Economy needs a shot of business investment
No proper consideration of Australia’s economic malaise under this third-term Liberal-National government can ignore two stunning facts: that private business investment has shrunk by 20 per cent since government changed hands in 2013, and by another measure hasn’t been this weak in the three decades since the recession of the early 1990s.
Faced with these facts it beggars belief that Scott Morrison and Josh Frydenberg don’t have a plan to turn this around. While they’ve dithered, the situation has deteriorated even further.
Private business investment continued to fall in the most recent quarter and over the past year. Ongoing weakness in business confidence and recent downgrades to the capital expenditure outlook have economists expecting this poor performance will continue.
The International Monetary Fund has just pointed to some stabilisation in the global economy, so we need to look closer to home to understand why business is still reluctant to invest. Confidence is one issue, as is the lack of a settled plan from the government to boost the economy, and the absence of a workable policy to make energy cheaper and cleaner, deliver investment certainty and get our emissions down.
Australian employers and workers are paying a hefty price for this inaction, ineptitude and uncertainty. Falling business investment is a drag on demand in the short term, and a handbrake on productivity and living standards. Along with weak consumption and stagnant wages growth it has been a key reason why our economy isn’t growing strongly enough.
The Reserve Bank has done nearly all it can to revive demand and support both investment and consumption by slashing the official cash rate three times to record lows over the past year. But the RBA is fast running out of ammunition without turning to extreme measures not openly contemplated during the depths of the global financial crisis.
We desperately need businesses to lift investment in order to create high-quality, well-paid jobs for the future, including by investing in the latest technology, equipment and new facilities.
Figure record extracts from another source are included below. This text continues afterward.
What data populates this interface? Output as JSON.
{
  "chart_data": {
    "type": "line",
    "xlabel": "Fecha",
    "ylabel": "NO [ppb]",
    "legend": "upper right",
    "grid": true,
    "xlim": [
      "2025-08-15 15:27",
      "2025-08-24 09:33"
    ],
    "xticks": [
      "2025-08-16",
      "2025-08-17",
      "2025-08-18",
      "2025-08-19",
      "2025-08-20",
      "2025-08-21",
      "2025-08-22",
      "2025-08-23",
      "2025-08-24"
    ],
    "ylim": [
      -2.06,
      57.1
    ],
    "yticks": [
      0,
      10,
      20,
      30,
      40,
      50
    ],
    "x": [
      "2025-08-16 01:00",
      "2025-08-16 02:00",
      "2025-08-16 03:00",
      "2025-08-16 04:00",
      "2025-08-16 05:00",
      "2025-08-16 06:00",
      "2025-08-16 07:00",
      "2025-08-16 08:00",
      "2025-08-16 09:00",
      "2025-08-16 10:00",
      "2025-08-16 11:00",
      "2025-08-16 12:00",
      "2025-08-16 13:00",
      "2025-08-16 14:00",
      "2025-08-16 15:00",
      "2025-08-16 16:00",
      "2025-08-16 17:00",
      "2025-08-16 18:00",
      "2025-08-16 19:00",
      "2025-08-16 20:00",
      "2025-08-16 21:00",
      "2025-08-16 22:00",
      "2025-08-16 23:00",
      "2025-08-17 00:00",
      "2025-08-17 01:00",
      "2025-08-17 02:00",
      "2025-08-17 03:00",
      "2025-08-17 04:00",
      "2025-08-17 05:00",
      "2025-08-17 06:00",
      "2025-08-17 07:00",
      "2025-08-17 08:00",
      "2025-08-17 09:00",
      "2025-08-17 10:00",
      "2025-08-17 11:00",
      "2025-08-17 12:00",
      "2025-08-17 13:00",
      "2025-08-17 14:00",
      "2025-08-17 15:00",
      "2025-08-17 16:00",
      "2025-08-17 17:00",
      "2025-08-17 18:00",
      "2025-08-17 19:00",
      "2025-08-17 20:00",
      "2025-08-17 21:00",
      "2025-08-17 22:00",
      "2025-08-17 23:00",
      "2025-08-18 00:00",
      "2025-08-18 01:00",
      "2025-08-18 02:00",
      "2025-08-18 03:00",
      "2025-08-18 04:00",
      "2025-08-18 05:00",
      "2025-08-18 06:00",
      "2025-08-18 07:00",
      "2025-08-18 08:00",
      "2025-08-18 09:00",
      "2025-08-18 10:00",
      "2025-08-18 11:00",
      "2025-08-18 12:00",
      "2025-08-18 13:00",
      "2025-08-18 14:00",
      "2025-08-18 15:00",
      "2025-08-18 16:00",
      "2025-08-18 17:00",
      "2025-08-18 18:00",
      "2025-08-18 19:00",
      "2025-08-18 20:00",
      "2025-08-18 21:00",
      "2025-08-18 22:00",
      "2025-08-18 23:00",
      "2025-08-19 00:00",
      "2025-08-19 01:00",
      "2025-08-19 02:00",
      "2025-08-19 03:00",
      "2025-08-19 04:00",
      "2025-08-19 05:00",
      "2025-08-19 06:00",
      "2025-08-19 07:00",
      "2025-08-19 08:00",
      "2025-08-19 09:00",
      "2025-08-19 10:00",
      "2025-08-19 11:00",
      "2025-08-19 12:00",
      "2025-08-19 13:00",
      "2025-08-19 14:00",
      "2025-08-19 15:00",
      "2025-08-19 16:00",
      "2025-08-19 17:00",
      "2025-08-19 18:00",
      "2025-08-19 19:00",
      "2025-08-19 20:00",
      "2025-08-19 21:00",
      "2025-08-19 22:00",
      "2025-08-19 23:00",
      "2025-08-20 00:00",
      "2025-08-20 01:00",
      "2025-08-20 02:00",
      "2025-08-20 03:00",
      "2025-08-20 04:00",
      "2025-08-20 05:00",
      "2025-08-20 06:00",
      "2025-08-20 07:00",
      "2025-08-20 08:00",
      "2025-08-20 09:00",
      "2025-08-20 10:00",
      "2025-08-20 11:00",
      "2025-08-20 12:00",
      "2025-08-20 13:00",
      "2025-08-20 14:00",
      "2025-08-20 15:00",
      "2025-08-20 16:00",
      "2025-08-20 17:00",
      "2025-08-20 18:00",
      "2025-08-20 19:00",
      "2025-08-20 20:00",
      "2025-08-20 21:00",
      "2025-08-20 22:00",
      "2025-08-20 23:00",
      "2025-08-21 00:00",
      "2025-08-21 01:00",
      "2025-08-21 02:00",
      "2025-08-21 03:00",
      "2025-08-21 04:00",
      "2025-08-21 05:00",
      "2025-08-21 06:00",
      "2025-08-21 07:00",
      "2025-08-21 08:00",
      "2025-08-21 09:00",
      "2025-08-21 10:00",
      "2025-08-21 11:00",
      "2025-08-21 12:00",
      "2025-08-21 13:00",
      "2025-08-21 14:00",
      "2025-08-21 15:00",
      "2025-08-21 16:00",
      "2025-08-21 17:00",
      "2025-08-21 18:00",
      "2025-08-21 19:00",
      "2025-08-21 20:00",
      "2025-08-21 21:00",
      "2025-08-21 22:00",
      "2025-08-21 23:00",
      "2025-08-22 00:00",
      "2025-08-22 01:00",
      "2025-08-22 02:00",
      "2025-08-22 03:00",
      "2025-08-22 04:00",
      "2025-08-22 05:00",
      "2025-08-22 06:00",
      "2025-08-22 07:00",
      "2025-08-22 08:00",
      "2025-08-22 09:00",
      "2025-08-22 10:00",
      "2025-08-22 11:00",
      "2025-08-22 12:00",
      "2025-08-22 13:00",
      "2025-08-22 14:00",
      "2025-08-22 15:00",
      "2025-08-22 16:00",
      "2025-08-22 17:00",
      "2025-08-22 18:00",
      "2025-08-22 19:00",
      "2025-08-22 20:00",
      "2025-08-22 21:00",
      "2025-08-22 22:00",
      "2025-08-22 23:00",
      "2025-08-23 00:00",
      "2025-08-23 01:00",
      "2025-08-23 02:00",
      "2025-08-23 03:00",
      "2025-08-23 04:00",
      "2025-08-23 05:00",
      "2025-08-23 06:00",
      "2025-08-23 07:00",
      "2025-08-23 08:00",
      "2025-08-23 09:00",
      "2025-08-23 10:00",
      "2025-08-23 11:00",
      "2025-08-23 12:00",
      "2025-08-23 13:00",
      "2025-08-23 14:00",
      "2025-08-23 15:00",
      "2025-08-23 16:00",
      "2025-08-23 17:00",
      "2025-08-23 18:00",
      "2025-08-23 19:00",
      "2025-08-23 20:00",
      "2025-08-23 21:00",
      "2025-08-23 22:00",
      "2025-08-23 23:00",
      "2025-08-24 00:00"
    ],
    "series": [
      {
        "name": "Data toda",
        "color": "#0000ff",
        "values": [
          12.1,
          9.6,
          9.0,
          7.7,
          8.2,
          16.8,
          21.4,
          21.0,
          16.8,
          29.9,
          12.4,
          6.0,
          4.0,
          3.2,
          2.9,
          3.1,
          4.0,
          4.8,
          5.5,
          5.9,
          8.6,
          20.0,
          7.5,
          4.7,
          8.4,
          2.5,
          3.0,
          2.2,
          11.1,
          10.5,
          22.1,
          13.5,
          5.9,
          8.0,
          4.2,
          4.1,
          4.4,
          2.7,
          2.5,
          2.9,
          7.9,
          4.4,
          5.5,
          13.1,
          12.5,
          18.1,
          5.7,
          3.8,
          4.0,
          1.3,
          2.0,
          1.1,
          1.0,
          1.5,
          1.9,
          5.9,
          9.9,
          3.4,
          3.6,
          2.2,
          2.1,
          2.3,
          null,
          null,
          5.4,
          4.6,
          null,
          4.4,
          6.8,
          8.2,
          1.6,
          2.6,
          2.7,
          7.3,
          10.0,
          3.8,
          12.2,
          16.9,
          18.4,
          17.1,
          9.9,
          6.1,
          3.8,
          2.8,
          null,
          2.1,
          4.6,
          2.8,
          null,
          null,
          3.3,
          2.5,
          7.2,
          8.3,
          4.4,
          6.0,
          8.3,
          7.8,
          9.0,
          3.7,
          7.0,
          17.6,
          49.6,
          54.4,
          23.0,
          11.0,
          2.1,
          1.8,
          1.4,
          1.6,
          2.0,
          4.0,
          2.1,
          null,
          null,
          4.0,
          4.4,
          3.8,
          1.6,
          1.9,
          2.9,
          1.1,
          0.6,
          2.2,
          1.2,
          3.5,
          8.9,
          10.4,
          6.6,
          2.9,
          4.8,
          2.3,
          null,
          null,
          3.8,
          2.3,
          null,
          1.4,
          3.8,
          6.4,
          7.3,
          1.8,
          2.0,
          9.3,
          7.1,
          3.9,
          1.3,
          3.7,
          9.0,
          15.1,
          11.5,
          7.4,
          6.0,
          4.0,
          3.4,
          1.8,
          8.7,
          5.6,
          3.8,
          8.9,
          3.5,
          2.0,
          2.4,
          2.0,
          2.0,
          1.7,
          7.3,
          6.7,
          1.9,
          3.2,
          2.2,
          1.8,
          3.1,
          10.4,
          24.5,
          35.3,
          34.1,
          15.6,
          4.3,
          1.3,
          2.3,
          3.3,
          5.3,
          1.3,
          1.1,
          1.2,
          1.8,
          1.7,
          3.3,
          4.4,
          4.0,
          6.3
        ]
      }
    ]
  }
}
For some time, Labor has been putting forward policy ideas as part of our call for a responsible, proportionate and measured response to help get the economy moving again. This has included suggestions to help reverse the decline in business investment now at three-decade lows.
At the election, we proposed a new investment allowance called the Australian Investment Guarantee to incentivise and boost investment. This would have provided an immediate deduction of 20 per cent in the first year for investments in Australia of more than $20,000 with the remainder depreciated over the normal schedules. It was designed to lift and bring forward business investment and provide a boost to growth, productivity, jobs and wages. It could be brought forward to deal with the kind of deterioration we are witnessing.
For the past six months, we have been calling for the government to introduce some version of our proposed investment allowance.
That’s why we are pleased to see the Australian Industry Group’s endorsement of Labor’s calls for an incentive for business investment, and we welcome the details of its proposal, which largely mirrors the policy we took to the election.
Ai Group chief executive Innes Willox was right to make the point on these pages that while reforms to boost skills and innovation are needed to lift investment and productivity, there is an urgent need for a policy response to kickstart the economy now.
Willox also agreed with Labor’s argument that the government should not wait until the budget to introduce an investment allowance, a point we have been making for months. Not only would this be far too late, but this approach risks chilling investment further — with many businesses likely to defer urgently needed investment until after the budget has been handed down.
The Ai Group picked up and ran with our idea and so should the Morrison government.
When Labor, the business community, the Reserve Bank and other experts are calling out for measured, responsible and proportionate policies to support the economy, Morrison and Frydenberg do nothing except make excuses and point fingers. The Treasurer’s half-hearted, wishy-washy response to the Ai Group proposal was more evidence of that.
While the response to the bushfire crisis is the priority, the government cannot use these fires as another excuse to sit on its hands when it comes to the economy, which has been too weak for too long.
Poor outcomes such as declining business investment, weak growth, falling productivity and living standards are a function of a government in its seventh year spending its time spinning, pork-barrelling, defending scandal-plagued ministers and playing politics instead of coming up with a plan to boost investment and meet the big, neglected challenges in the economy.
In the absence of a plan for business investment like that proposed first by Labor then by employer groups, no wonder economic growth has slowed since Morrison was re-elected, and almost halved since Frydenberg became Treasurer.